Watching my mother dump 3 glasses of chocolate milk down the sink was enough to make us cry.
There were three children. Three glasses of chocolate milk. One rule: If anyone said it wasn’t fair that one glass seemed to have more chocolate milk than the other two, all three glasses got dumped. It seemed cruel, unnecessarily strict, one of the meanest things mom could do.
I can say with total confidence that my mother wasn’t trying to teach us kids a lesson in what fair means, she was simply trying to eliminate the whining. It worked.
This may seem too philosophical, too abstract, and not as important as other topics. But this is a mindshift that results in better and healthier eating all around, so stick with me.
In my last post, I talked about two different definitions of fair. Fair, I said, could be thought of as either equal or as just. In the equal version of fair, everyone gets the same amount of chocolate milk. In the just version of fair, everyone gets the amount of chocolate milk that’s right for them. And that’s how I knew my mother wasn’t trying to teach us what fair means.
Each time my mother poured chocolate milk she tried to make each glass the same. She was trying to teach us that fair means equal.

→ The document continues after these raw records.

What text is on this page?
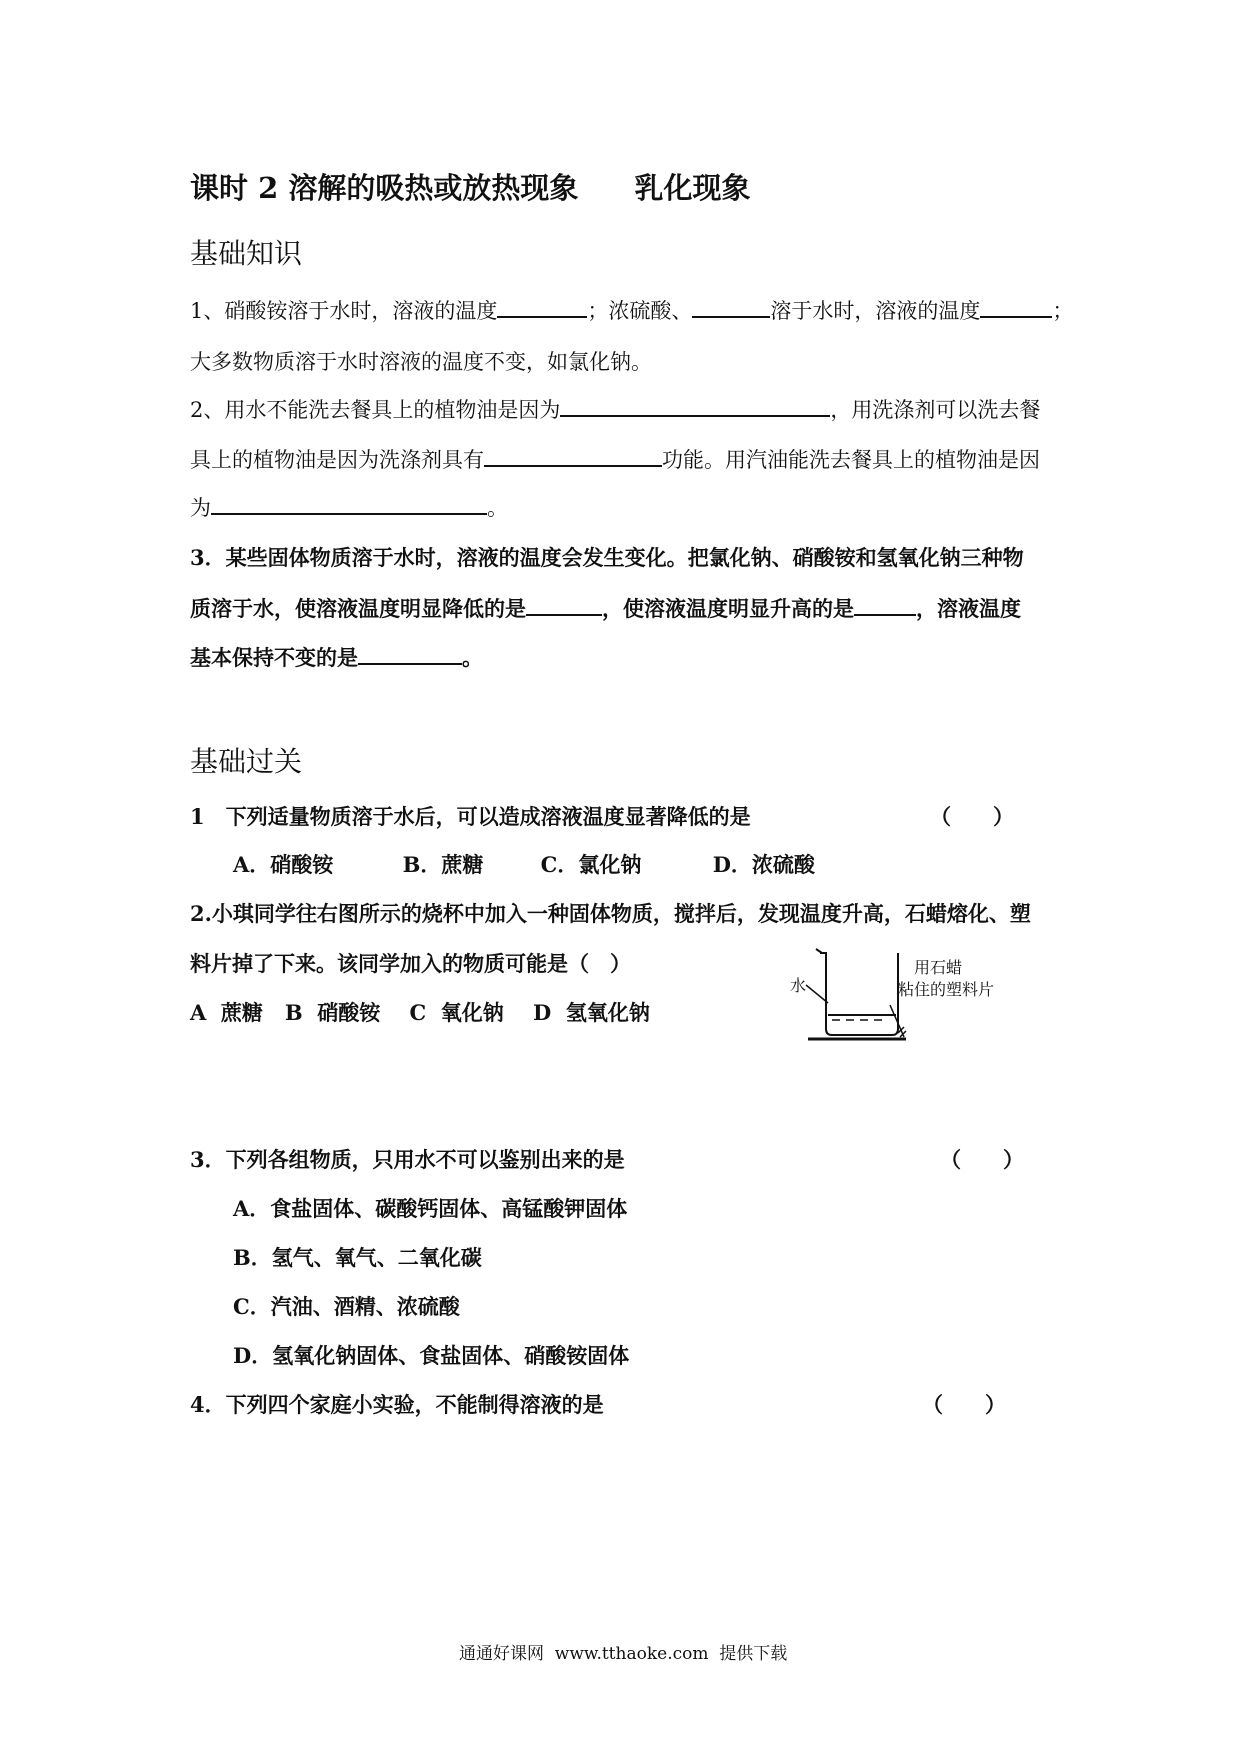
课时 2 溶解的吸热或放热现象 乳化现象
基础知识
1、硝酸铵溶于水时，溶液的温度	；浓硫酸、	溶于水时，溶液的温度	；
大多数物质溶于水时溶液的温度不变，如氯化钠。
2、用水不能洗去餐具上的植物油是因为	，用洗涤剂可以洗去餐
具上的植物油是因为洗涤剂具有	功能。用汽油能洗去餐具上的植物油是因
为	。
3．某些固体物质溶于水时，溶液的温度会发生变化。把氯化钠、硝酸铵和氢氧化钠三种物
质溶于水，使溶液温度明显降低的是	，使溶液温度明显升高的是	，溶液温度
基本保持不变的是	。
基础过关
1　下列适量物质溶于水后，可以造成溶液温度显著降低的是	（　　）
A．硝酸铵	B．蔗糖	C．氯化钠	D．浓硫酸
2.小琪同学往右图所示的烧杯中加入一种固体物质，搅拌后，发现温度升高，石蜡熔化、塑
料片掉了下来。该同学加入的物质可能是（　）
A  蔗糖   B  硝酸铵    C  氧化钠    D  氢氧化钠
水
用石蜡
粘住的塑料片
3．下列各组物质，只用水不可以鉴别出来的是	（　　）
A．食盐固体、碳酸钙固体、高锰酸钾固体
B．氢气、氧气、二氧化碳
C．汽油、酒精、浓硫酸
D．氢氧化钠固体、食盐固体、硝酸铵固体
4．下列四个家庭小实验，不能制得溶液的是	（　　）
通通好课网  www.tthaoke.com  提供下载
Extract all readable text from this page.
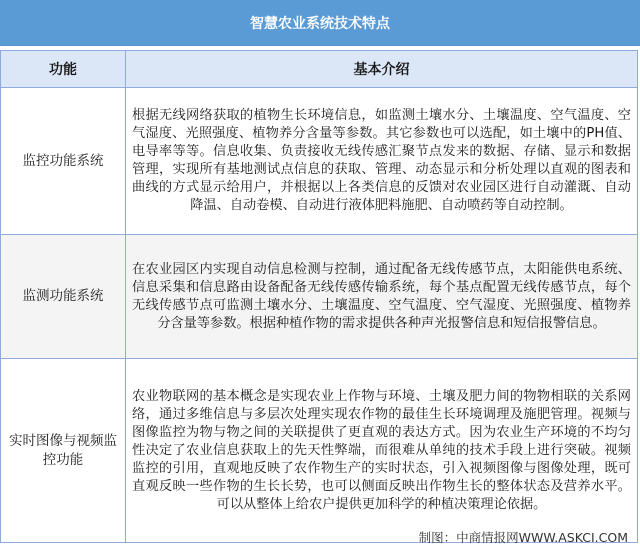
智慧农业系统技术特点
功能	基本介绍
监控功能系统	根据无线网络获取的植物生长环境信息，如监测土壤水分、土壤温度、空气温度、空气湿度、光照强度、植物养分含量等参数。其它参数也可以选配，如土壤中的PH值、电导率等等。信息收集、负责接收无线传感汇聚节点发来的数据、存储、显示和数据管理，实现所有基地测试点信息的获取、管理、动态显示和分析处理以直观的图表和曲线的方式显示给用户，并根据以上各类信息的反馈对农业园区进行自动灌溉、自动降温、自动卷模、自动进行液体肥料施肥、自动喷药等自动控制。
监测功能系统	在农业园区内实现自动信息检测与控制，通过配备无线传感节点，太阳能供电系统、信息采集和信息路由设备配备无线传感传输系统，每个基点配置无线传感节点，每个无线传感节点可监测土壤水分、土壤温度、空气温度、空气湿度、光照强度、植物养分含量等参数。根据种植作物的需求提供各种声光报警信息和短信报警信息。
实时图像与视频监控功能	农业物联网的基本概念是实现农业上作物与环境、土壤及肥力间的物物相联的关系网络，通过多维信息与多层次处理实现农作物的最佳生长环境调理及施肥管理。视频与图像监控为物与物之间的关联提供了更直观的表达方式。因为农业生产环境的不均匀性决定了农业信息获取上的先天性弊端，而很难从单纯的技术手段上进行突破。视频监控的引用，直观地反映了农作物生产的实时状态，引入视频图像与图像处理，既可直观反映一些作物的生长长势，也可以侧面反映出作物生长的整体状态及营养水平。可以从整体上给农户提供更加科学的种植决策理论依据。
制图：中商情报网WWW.ASKCI.COM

I guess my mother’s pouring skills weren’t up to our observation skills, so she opted to teach us that equal isn’t always obtainable. Mistakes get made. And that the amount of chocolate milk you got evened, or equalled, out over time. Those lessons, I’m sure you’ll agree, are definitely worth teaching children.
But fair=equal? Not when it comes to food. And especially not when it comes to treats. As the youngest, my glass of chocolate milk should have been the smallest. And if one of my brothers had just been to a birthday party, he shouldn’t even have a glass of chocolate milk at all.
By the way, my mother believed in teaching us that fair=just, but only when it came with a healthy dose of sexism. Read One for Girls, Two for Boys.
Don’t avoid teaching your kids that fair=just because you’re afraid of a meltdown. That simply kicks-the-can down the road.
My mother could have:
- Always given the smallest chocolate milk to either the smallest person (me) or to the person who had already had the most treats.
- Given all three children a certain number of chocolate milk “tickets” to use during the week. Once the tickets were gone, so was the chocolate milk.
- Treated the whining as a behavioral problem independent of the food.
Teaching children that being fair with food means everyone gets what anyone gets produces children who eat when they’re not hungry just because others are eating, feel “treat insecure,” and who conflate eating with emotions.